• New incident response framework will move away from traditional thresholds for investigations
  • Patients to be involved in investigations and to join clinical governance committees
  • New safety strategy could save 1,000 lives and £100m a year by 2023-24

The NHS will move away from traditional thresholds for serious incident investigations as part of its new national patient safety strategy.

Organisations will be encouraged to investigate incidents which offer the greatest potential for learning, rather than investigating every incident. This would free up resources to invest in delivering improvements which address findings from completed investigations, according to the NHS England and Improvement document published today.

While the requirements to investigate certain incidents, such as deaths resulting from poor care, will not change, the new patient safety incident response framework will set out “principles, systems, processes, skills and behaviours for incident management as part of a broader system approach…moving away from a focus on current thresholds for serious incidents”.

The 60-day incident deadline could also be relaxed, provided timelines are agreed with those affected by the incident. Investigators will also need to be trained in safety investigation. Regional teams could commission investigations of incidents across multiple care settings.

The NHS will set new expectations for the involvement of patients, staff and families in investigations along with at least two patients being appointed to all clinical governance committees by April 2021.

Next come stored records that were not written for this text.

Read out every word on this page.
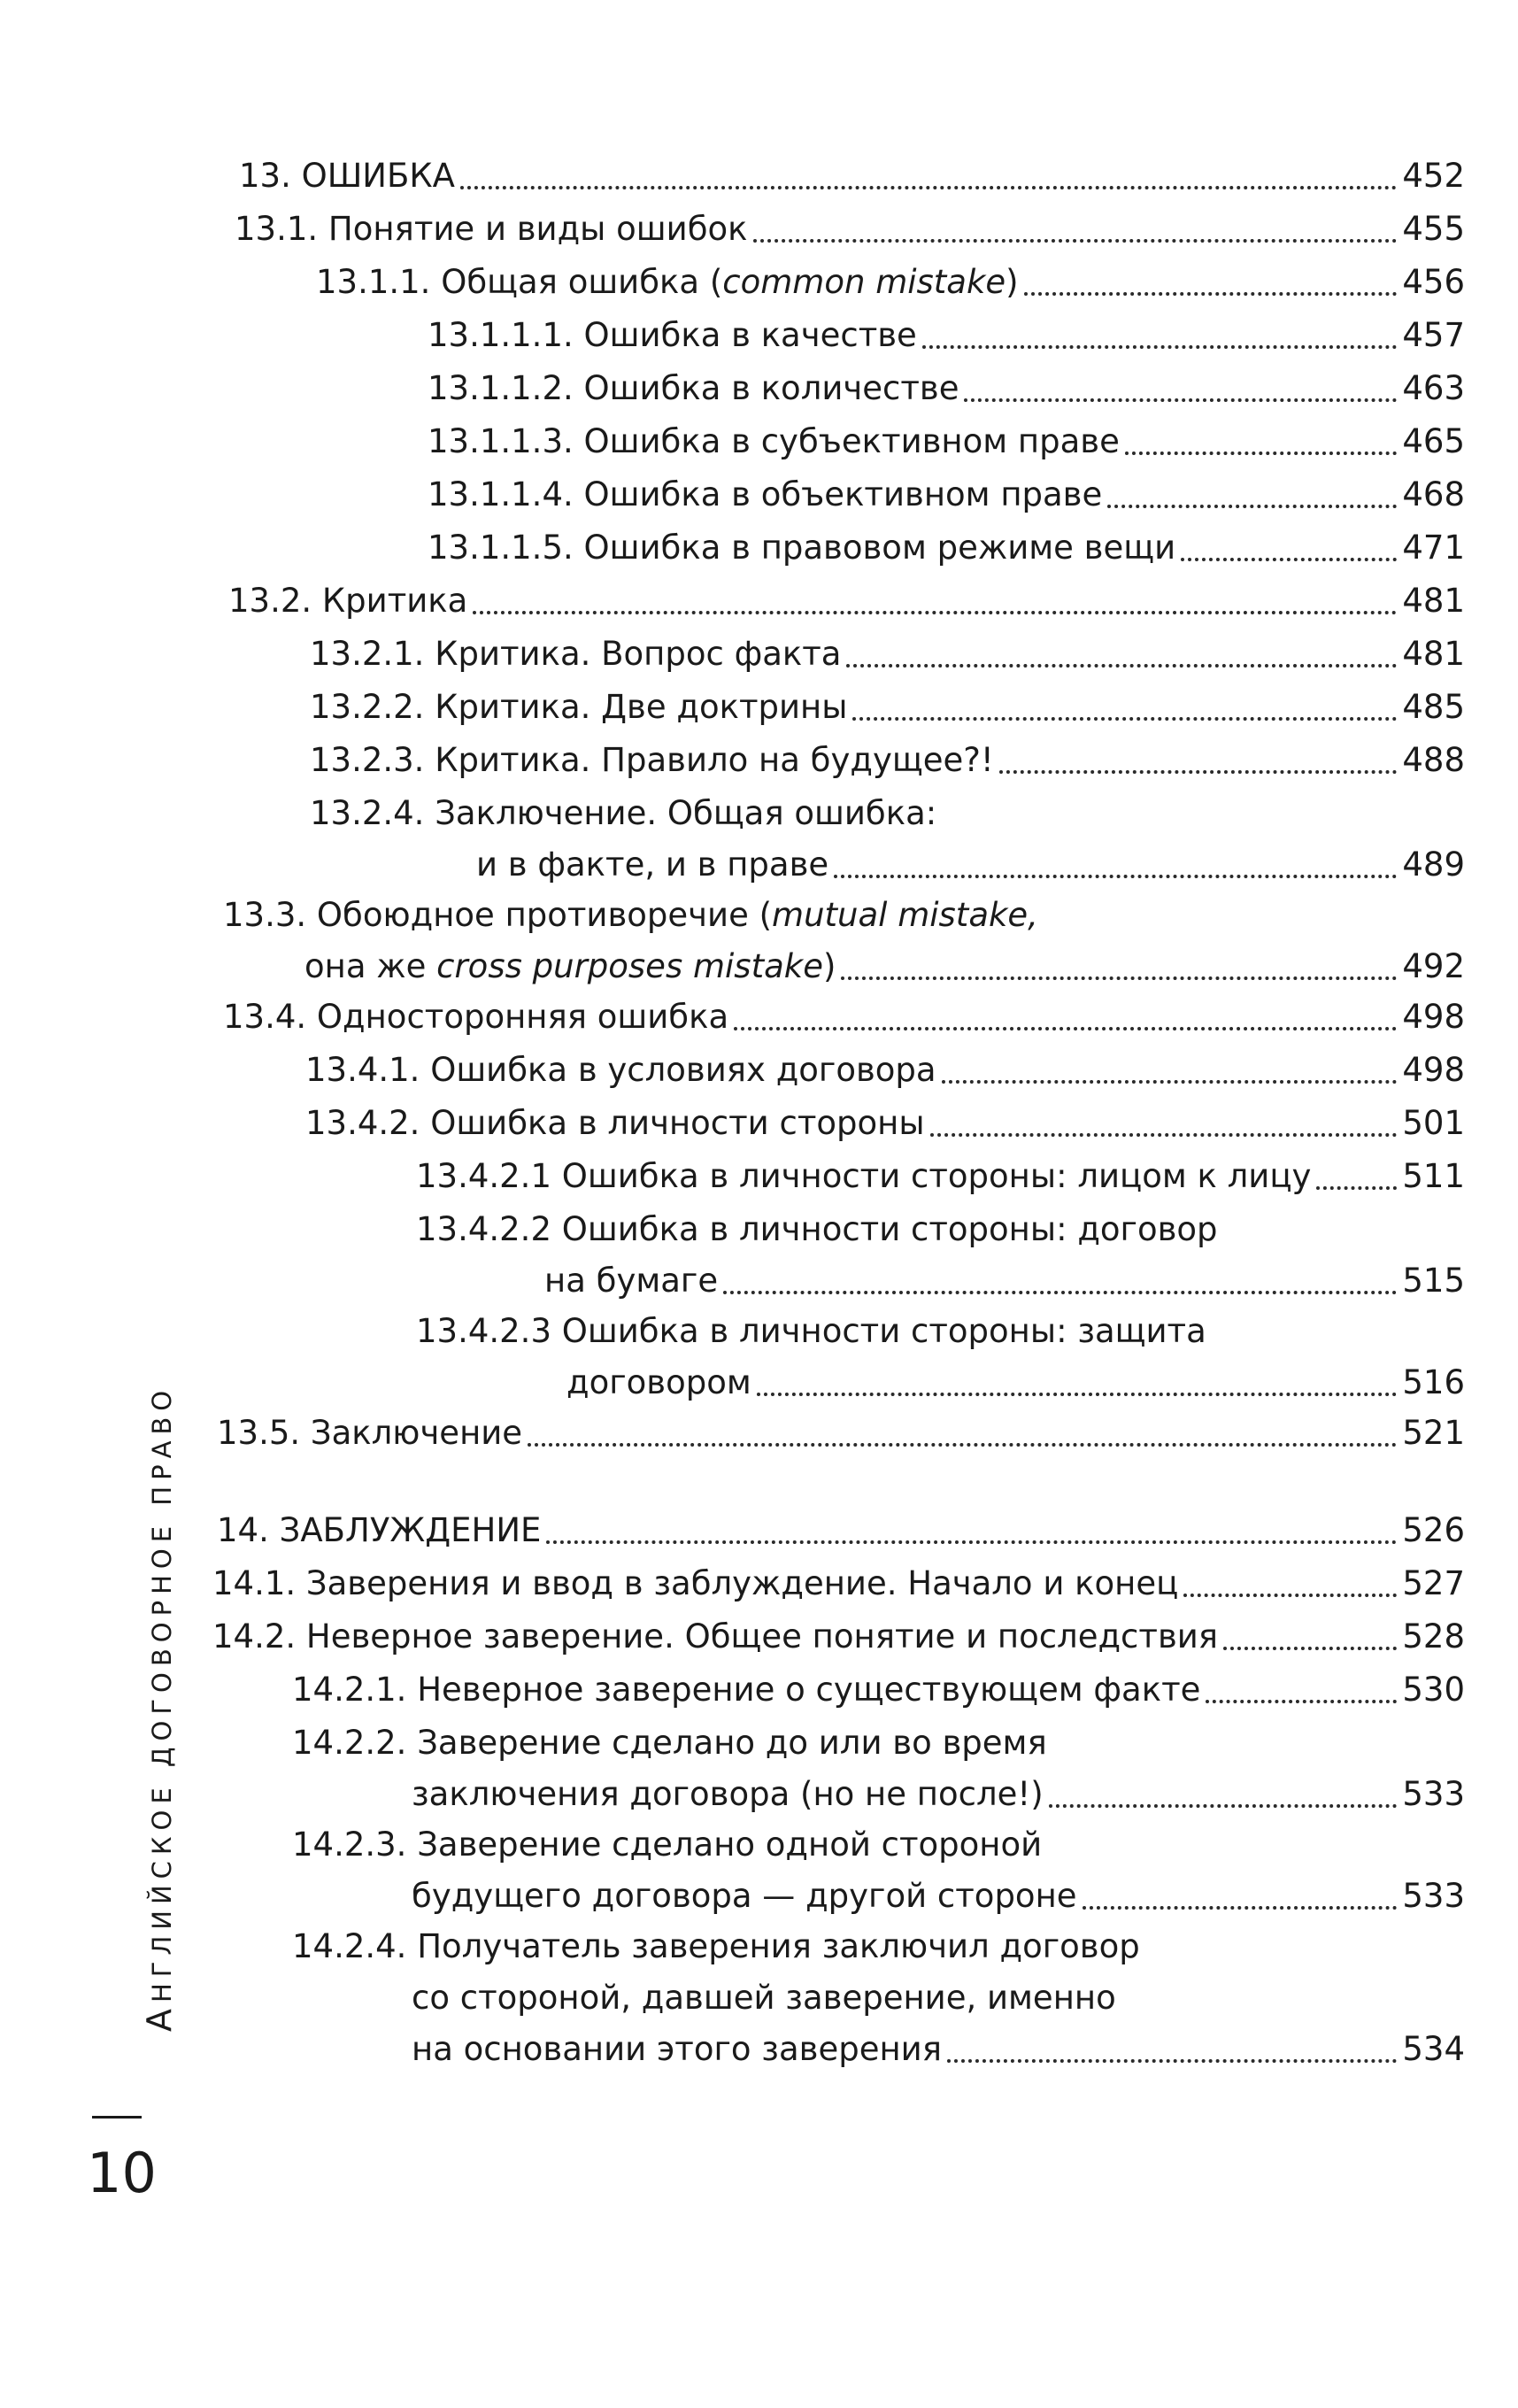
13. ОШИБКА	452
13.1. Понятие и виды ошибок	455
13.1.1. Общая ошибка (common mistake)	456
13.1.1.1. Ошибка в качестве	457
13.1.1.2. Ошибка в количестве	463
13.1.1.3. Ошибка в субъективном праве	465
13.1.1.4. Ошибка в объективном праве	468
13.1.1.5. Ошибка в правовом режиме вещи	471
13.2. Критика	481
13.2.1. Критика. Вопрос факта	481
13.2.2. Критика. Две доктрины	485
13.2.3. Критика. Правило на будущее?!	488
13.2.4. Заключение. Общая ошибка:
и в факте, и в праве	489
13.3. Обоюдное противоречие (mutual mistake,
она же cross purposes mistake)	492
13.4. Односторонняя ошибка	498
13.4.1. Ошибка в условиях договора	498
13.4.2. Ошибка в личности стороны	501
13.4.2.1 Ошибка в личности стороны: лицом к лицу	511
13.4.2.2 Ошибка в личности стороны: договор
на бумаге	515
13.4.2.3 Ошибка в личности стороны: защита
договором	516
13.5. Заключение	521
14. ЗАБЛУЖДЕНИЕ	526
14.1. Заверения и ввод в заблуждение. Начало и конец	527
14.2. Неверное заверение. Общее понятие и последствия	528
14.2.1. Неверное заверение о существующем факте	530
14.2.2. Заверение сделано до или во время
заключения договора (но не после!)	533
14.2.3. Заверение сделано одной стороной
будущего договора — другой стороне	533
14.2.4. Получатель заверения заключил договор
со стороной, давшей заверение, именно
на основании этого заверения	534
АНГЛИЙСКОЕ ДОГОВОРНОЕ ПРАВО
10
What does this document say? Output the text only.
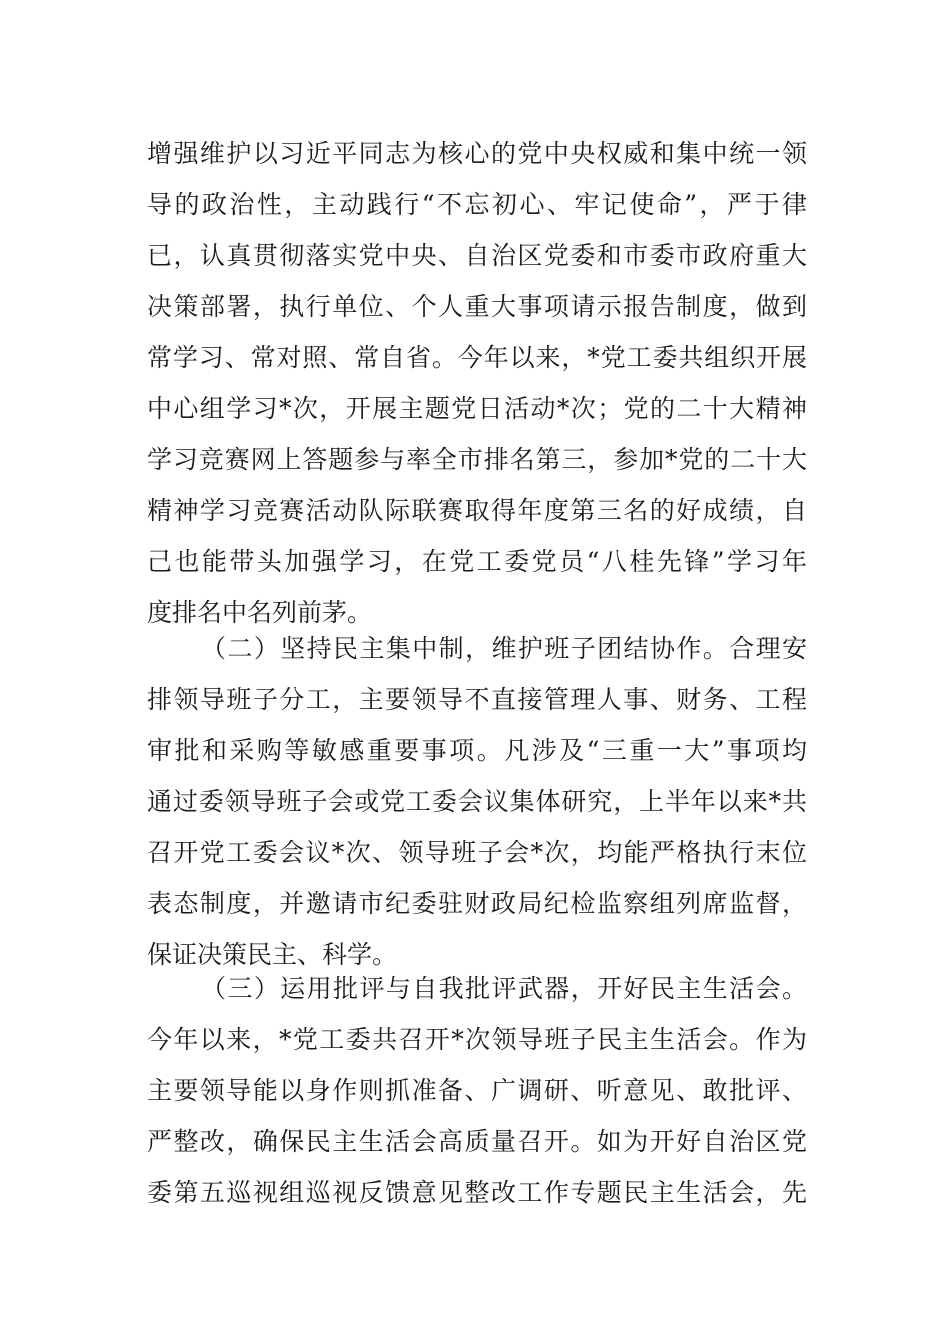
增强维护以习近平同志为核心的党中央权威和集中统一领
导的政治性，主动践行“不忘初心、牢记使命”，严于律
已，认真贯彻落实党中央、自治区党委和市委市政府重大
决策部署，执行单位、个人重大事项请示报告制度，做到
常学习、常对照、常自省。今年以来，*党工委共组织开展
中心组学习*次，开展主题党日活动*次；党的二十大精神
学习竞赛网上答题参与率全市排名第三，参加*党的二十大
精神学习竞赛活动队际联赛取得年度第三名的好成绩，自
己也能带头加强学习，在党工委党员“八桂先锋”学习年
度排名中名列前茅。
（二）坚持民主集中制，维护班子团结协作。合理安
排领导班子分工，主要领导不直接管理人事、财务、工程
审批和采购等敏感重要事项。凡涉及“三重一大”事项均
通过委领导班子会或党工委会议集体研究，上半年以来*共
召开党工委会议*次、领导班子会*次，均能严格执行末位
表态制度，并邀请市纪委驻财政局纪检监察组列席监督，
保证决策民主、科学。
（三）运用批评与自我批评武器，开好民主生活会。
今年以来，*党工委共召开*次领导班子民主生活会。作为
主要领导能以身作则抓准备、广调研、听意见、敢批评、
严整改，确保民主生活会高质量召开。如为开好自治区党
委第五巡视组巡视反馈意见整改工作专题民主生活会，先
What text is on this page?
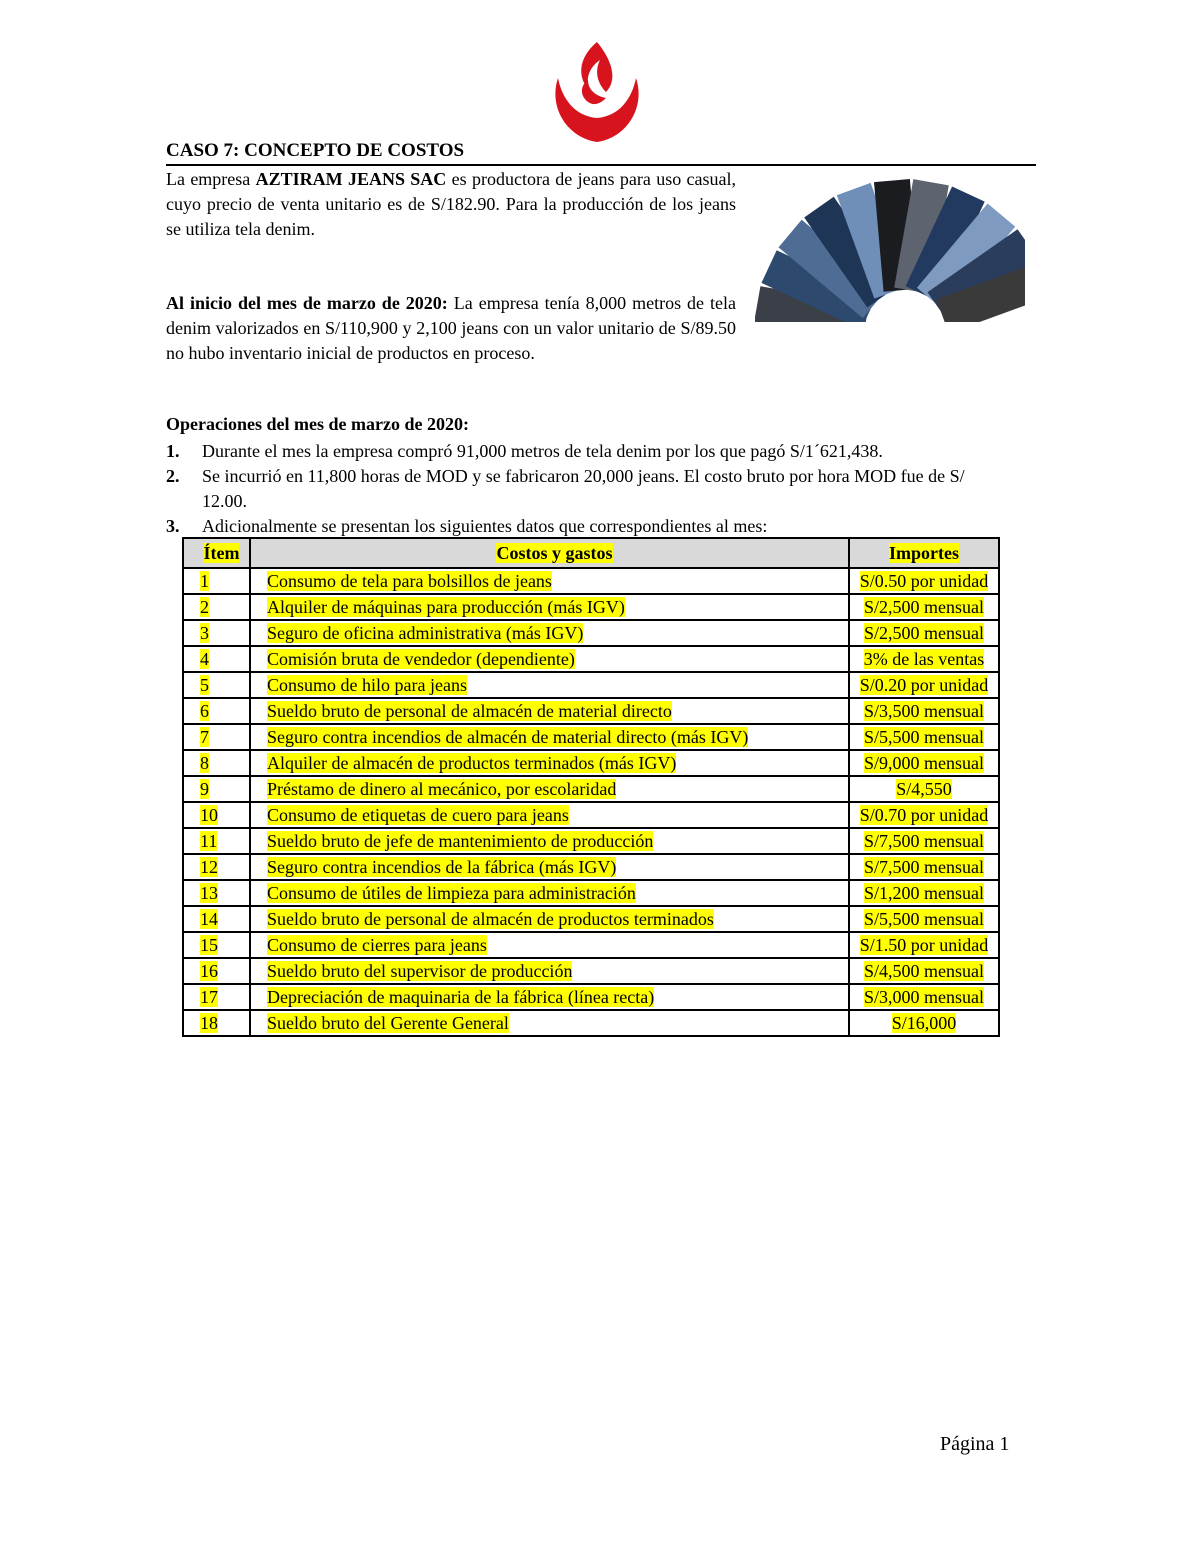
CASO 7: CONCEPTO DE COSTOS
La empresa AZTIRAM JEANS SAC es productora de jeans para uso casual, cuyo precio de venta unitario es de S/182.90. Para la producción de los jeans se utiliza tela denim.
Al inicio del mes de marzo de 2020: La empresa tenía 8,000 metros de tela denim valorizados en S/110,900 y 2,100 jeans con un valor unitario de S/89.50 no hubo inventario inicial de productos en proceso.
Operaciones del mes de marzo de 2020:
1.	Durante el mes la empresa compró 91,000 metros de tela denim por los que pagó S/1´621,438.
2.	Se incurrió en 11,800 horas de MOD y se fabricaron 20,000 jeans. El costo bruto por hora MOD fue de S/ 12.00.
3.	Adicionalmente se presentan los siguientes datos que correspondientes al mes:
Ítem	Costos y gastos	Importes
1	Consumo de tela para bolsillos de jeans	S/0.50 por unidad
2	Alquiler de máquinas para producción (más IGV)	S/2,500 mensual
3	Seguro de oficina administrativa (más IGV)	S/2,500 mensual
4	Comisión bruta de vendedor (dependiente)	3% de las ventas
5	Consumo de hilo para jeans	S/0.20 por unidad
6	Sueldo bruto de personal de almacén de material directo	S/3,500 mensual
7	Seguro contra incendios de almacén de material directo (más IGV)	S/5,500 mensual
8	Alquiler de almacén de productos terminados (más IGV)	S/9,000 mensual
9	Préstamo de dinero al mecánico, por escolaridad	S/4,550
10	Consumo de etiquetas de cuero para jeans	S/0.70 por unidad
11	Sueldo bruto de jefe de mantenimiento de producción	S/7,500 mensual
12	Seguro contra incendios de la fábrica (más IGV)	S/7,500 mensual
13	Consumo de útiles de limpieza para administración	S/1,200 mensual
14	Sueldo bruto de personal de almacén de productos terminados	S/5,500 mensual
15	Consumo de cierres para jeans	S/1.50 por unidad
16	Sueldo bruto del supervisor de producción	S/4,500 mensual
17	Depreciación de maquinaria de la fábrica (línea recta)	S/3,000 mensual
18	Sueldo bruto del Gerente General	S/16,000
Página 1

The new patient safety strategy, designed to sit alongside the NHS long-term plan published in January, also reveals plans to transform the National Patient Safety Alert committee, set up in 2018, into a more general safety committee for the NHS, similar to the transport safety board.

The committee will oversee the system response to Healthcare Safety Investigation Branch’s recommendations and hold organisations to account.

The safety strategy claims improving patient safety in the NHS could save almost 1,000 extra lives and £100m in costs a year from 2023-4 with clinical negligence claims cut by £750m by 2025.

A 2015 study suggested up to 11,000 avoidable deaths occur each year costing the NHS £1bn.

Under the plans, each NHS trust will have a dedicated safety specialist. Meanwhile, a new safety curriculum will be rolled out for staff across the health service with levels of training based on their role.

The specialists will be in place by April 2020 along with new networks at local, regional and national levels.

In the foreword to the strategy, Aidan Fowler, national patient safety director, said: “This is not a document written by us telling you what you should do. It is rather a document curated by us on behalf of the NHS and is a statement of our collective intent to improve safety by recognising that to make progress, we must significantly improve the way we learn, treat staff and involve patients.”

Key proposals in the strategy include:

  • A new patient safety curriculum for the training of NHS staff;
  • New patient safety specialists in organisations to lead safety improvement;
  • New cultural metrics to measure how safe the NHS is;
  • An overhaul of the national incident reporting system with a new digital incident reporting system open to staff and patients and available on mobile phones;
  • A new patient safety incident response framework to improve how the NHS responds to incidents of harm;
  • Embed learning from the new national medical examiner service;
  • Reform the National Patient Safety Alert committee to better respond to emerging risks;
  • Better shared learning from litigation data to prevent harm; and
  • New national patient safety improvement programme delivered by patient safety collaboratives and academic health science networks.